"No fear, no fear," replied her hostess, and as Clodagh sat down in the comfortable chintz-covered old armchair—the landlady's own, which she drew forward for the unexpected guest—the girl gave a sigh of content. "It is nice and cool in here," she said, "and I am so tired already and so thirsty. I wish I were going to stay here for a bit."

"Indeed and I wish it too, Miss, and it's our best we'd do to make you comfortable," said the dame, as she bustled about to make the tea, which she fetched from the kitchen hard by, and to cut some tempting slices of bread and butter. "But travelling's very pleasant, some folks say. There's an old lady not far from here—that's to say, her own home is—but she's for ever on the go. They do say as she's been all over the world, and old as she is, she seldom rests."

"Is she so very old?" asked Clodagh.

"No one knows," was the mysterious reply. "My husband's mother, and she's no chicken as you can fancy, remembers her as quite aged when she was young. But she never seems to get no older. Some say she was spirited away by the good folk when she was a baby and that she's got a fairy's life—indeed there's some that will have it she's not really one of us at all."

Clodagh, by this time refreshed by the tea, sat up eagerly. "Oh," she exclaimed, "I'm so glad you talk of the good folk. I thought it was only at home—in Ireland, I mean, that people still believed in them."

"Dear me, no," said her hostess, with a smile. "Maybe in the big towns you never hear of them nowadays, and no wonder. They can't abide noise and bustle and dirt. But in these parts, oh dear yes. I've heard tell of them all my life, I know, and of their tricksy ways. They can be the best of friends, but, my word! if they take offence they can worry one's life out."

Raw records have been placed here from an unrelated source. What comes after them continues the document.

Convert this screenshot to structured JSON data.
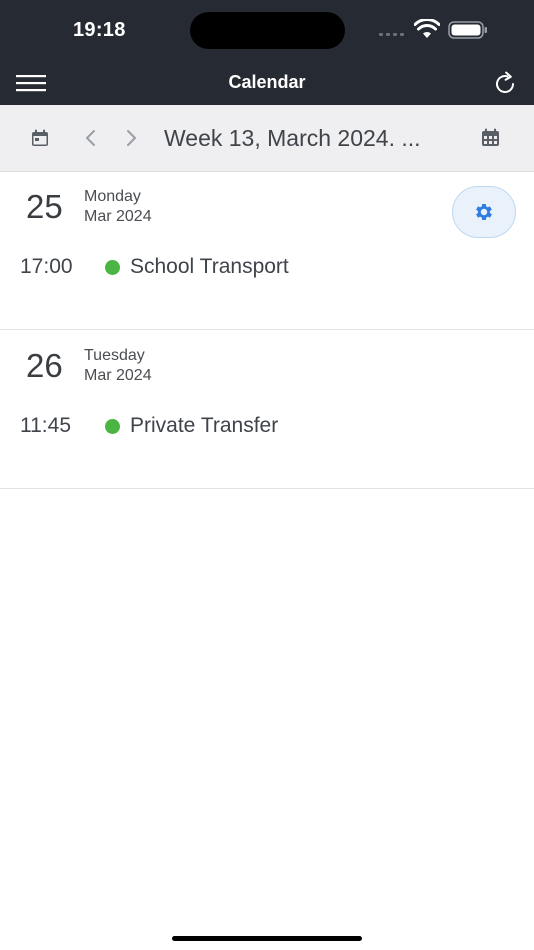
{
  "status_bar": {
    "time": "19:18"
  },
  "nav": {
    "title": "Calendar",
    "menu_icon": "hamburger-menu-icon",
    "refresh_icon": "refresh-icon"
  },
  "week_bar": {
    "label": "Week 13, March 2024. ...",
    "left_icon": "calendar-icon",
    "prev_icon": "chevron-left-icon",
    "next_icon": "chevron-right-icon",
    "right_icon": "calendar-grid-icon"
  },
  "days": [
    {
      "number": "25",
      "weekday": "Monday",
      "month": "Mar 2024",
      "events": [
        {
          "time": "17:00",
          "title": "School Transport",
          "color": "#4bb543"
        }
      ]
    },
    {
      "number": "26",
      "weekday": "Tuesday",
      "month": "Mar 2024",
      "events": [
        {
          "time": "11:45",
          "title": "Private Transfer",
          "color": "#4bb543"
        }
      ]
    }
  ],
  "colors": {
    "topbar": "#262b33",
    "accent": "#2f7de1",
    "event_dot": "#4bb543"
  }
}
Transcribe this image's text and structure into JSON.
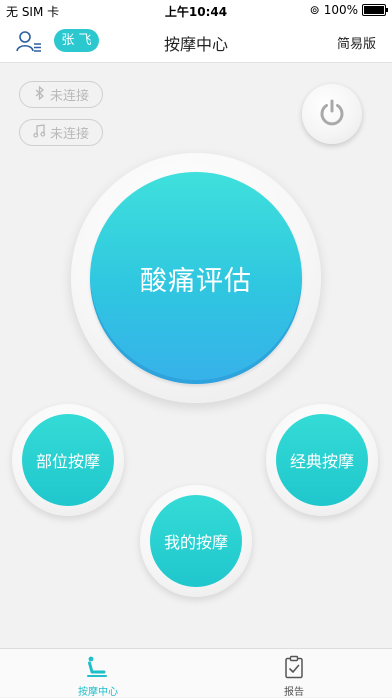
{
  "status_bar": {
    "carrier": "无 SIM 卡",
    "time": "上午10:44",
    "battery": "100%"
  },
  "nav": {
    "user_name": "张 飞",
    "title": "按摩中心",
    "simple_mode": "简易版"
  },
  "connections": {
    "bluetooth_status": "未连接",
    "music_status": "未连接"
  },
  "main": {
    "evaluate_label": "酸痛评估",
    "body_part_label": "部位按摩",
    "classic_label": "经典按摩",
    "my_massage_label": "我的按摩"
  },
  "tabs": {
    "center_label": "按摩中心",
    "report_label": "报告"
  },
  "colors": {
    "accent": "#2cc8d0",
    "active_tab": "#1fbfc9",
    "inactive_tab": "#555555"
  },
  "icons": {
    "user": "user-list-icon",
    "bluetooth": "bluetooth-icon",
    "music": "music-note-icon",
    "power": "power-icon",
    "tab_center": "massage-chair-icon",
    "tab_report": "clipboard-check-icon"
  }
}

Clodagh was listening with all her ears. Her eyes had grown brighter, and some colour had come into her cheeks, with the mere mention of fairy folk, so familiar to her since her infancy.

"Oh," she said with a little sigh, "what you say does make me wish still more that I could stay here a few days and get rested, and you would tell me stories, as my dear old nurse used to do."

"That I would," said the landlady, "and indeed I wish you could stay to hear them. Not that I've ever really come across the fairies—brownies and pixies, they call them in some parts—myself, nor even set eyes on one of them—unless indeed——" and here she stopped abruptly, lowering her voice.

"Unless what?" asked Clodagh. "Do tell me."